I read and re-read that book over the years until I fully understood it. He and James Baldwin became two of my favorite writers, which led to getting top grades in my African American lit courses.


----------



## RhythmOvPain (Mar 25, 2015)

Kyle Mills: Rising Phoenix and Sphere of Influence

Of all the Mark Beamon stories, his first and his most harrowing are without a doubt my favorite books in the world. Sphere of Influence IS my favorite book.

Stephen Hunter - Point of Impact

The movie was horrible - the book, phenomenal. I'm sooooooo glad I read it first.

These three books are definitely my favorites.

Other very notable books:

Pet Semetary by Steven King (I love the movie, but the book despite its vast differences is very fun to read)
Interview With A Vampire by Ann Rice (The only book from the series I like, I find the book a better read than the movie)
The Last Assassin by Barry Eisler (The best John Rain novel IMO. It's extremely entertaining)
Jackknife by William W. Johnstone (It showed me how simple a story could really be while still being thrilling at the same damn time)

I can't think of anything else that really sticks out like these books.


----------



## Este (Mar 25, 2015)

During a holiday to Centre Parcs, I bought Nothing to Lose by Lee Child at a supermarket. I did not want to read a book that was part of a series, as I felt I couldn't be bothered to start from the beginning, but now I have read every Jack Reacher thriller at least once. Lee Child has a way of describing settings and people in brief detail, but it is detailed enough that you can envision it. It was a great book and a good way to introduce myself to Reacher.


----------



## EnglishmanRob (May 4, 2015)

I've got to say "the bible" as a Christian, but to give more detail - Ecclesiastes. It is like an emo-kid's diary. Everything is meaningless, good people and bad people die the same etc. BUT it made sense to me. Logic wise. And it has a kinda happy ending - We are all going to die, but it's better to die wise than die stupid. 

Secondly - Alice in wonderland and Alice through the looking glass (CS Lewis). I was 8 or 9 when I read it. It blew my mind to realise how fiction can re-write ALL the rules of reality. How wordplay becomes powerful, or humorous. It allowed me to realise how amazing fiction is. 

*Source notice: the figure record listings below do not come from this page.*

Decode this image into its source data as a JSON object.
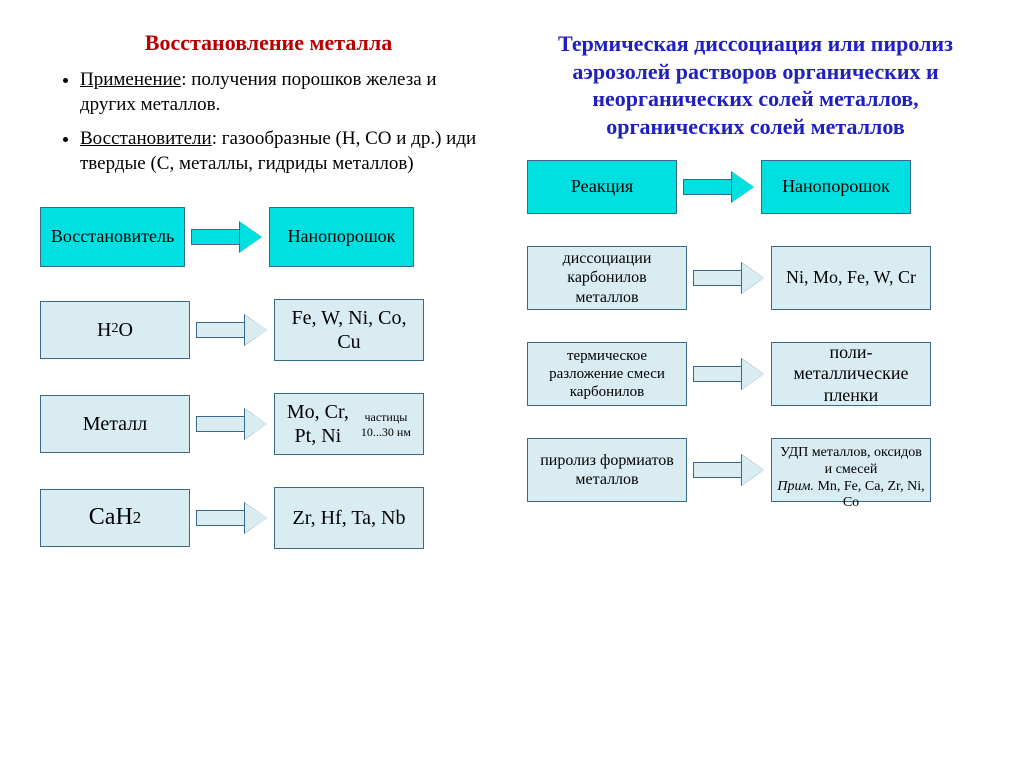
{
  "left": {
    "title": "Восстановление металла",
    "bullets": [
      {
        "label": "Применение",
        "text": ": получения порошков железа и других металлов."
      },
      {
        "label": "Восстановители",
        "text": ": газообразные (H, CO и др.) иди твердые (C, металлы, гидриды металлов)"
      }
    ],
    "header_row": {
      "left": "Восстановитель",
      "right": "Нанопорошок"
    },
    "rows": [
      {
        "left_html": "H<span class='sub'>2</span>O",
        "right": "Fe, W, Ni, Co, Cu"
      },
      {
        "left": "Металл",
        "right": "Mo, Cr, Pt, Ni",
        "note": "частицы 10...30 нм"
      },
      {
        "left_html": "CaH<span class='sub'>2</span>",
        "right": "Zr, Hf, Ta, Nb"
      }
    ]
  },
  "right": {
    "title": "Термическая диссоциация или пиролиз аэрозолей растворов органических и неорганических солей металлов, органических солей металлов",
    "header_row": {
      "left": "Реакция",
      "right": "Нанопорошок"
    },
    "rows": [
      {
        "left": "диссоциации карбонилов металлов",
        "right": "Ni, Mo, Fe, W, Cr"
      },
      {
        "left": "термическое разложение смеси карбонилов",
        "right": "поли-металлические пленки"
      },
      {
        "left": "пиролиз формиатов металлов",
        "right_line1": "УДП металлов, оксидов и смесей",
        "right_line2_italic": "Прим.",
        "right_line2_rest": " Mn, Fe, Ca, Zr, Ni, Co"
      }
    ]
  },
  "colors": {
    "primary_fill": "#00e0e0",
    "pale_fill": "#d8ecf2",
    "border": "#3a6a8a",
    "title_left": "#b80000",
    "title_right": "#2020c0",
    "background": "#ffffff"
  }
}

Thirdly (and lastly) would be The Sandman series by Neil Gaiman. Specifically the short story "Fear of Heights". It taught that it is OK to try and fail. Sometimes failing gives you something even better. "It is sometimes a mistake to climb. It is always a mistake never to make the attempt."


----------



## Phil Istine (May 4, 2015)

Some that spring to mind, but far from exhaustive:

"Your Erroneous Zones" by Dr. Wayne Dyer

"The Hitchhikers' Guide to the Galaxy" by Douglas Adams

"The Road to Wigan Pier" by George Orwell


----------



## Ariel (May 4, 2015)

"Tales of Mystery and Imagination" by Edgar Allan Poe.
"A Mid-Summer Night's Dream" by William Shakespeare.
"To Kill a Mockingbird" by Harper Lee.

In that order.  I first starting reading Poe in the first or second grade.  I read the other two within a year.  Those were and still are my favorites.  I loved the play on language and how the words just flowed.  I've always loved reading and writing didn't come until later, when my brother died.  It was the only impartial outlet I had.  Everyone else was either 1) too close to the death themselves to help me through or 2) didn't know how to listen or help.  Writing saved my sanity.


----------



## Loveabull (May 4, 2015)

Another one was " I Know Why the Caged Bird Sings", I own or have read every book she ever wrote.


----------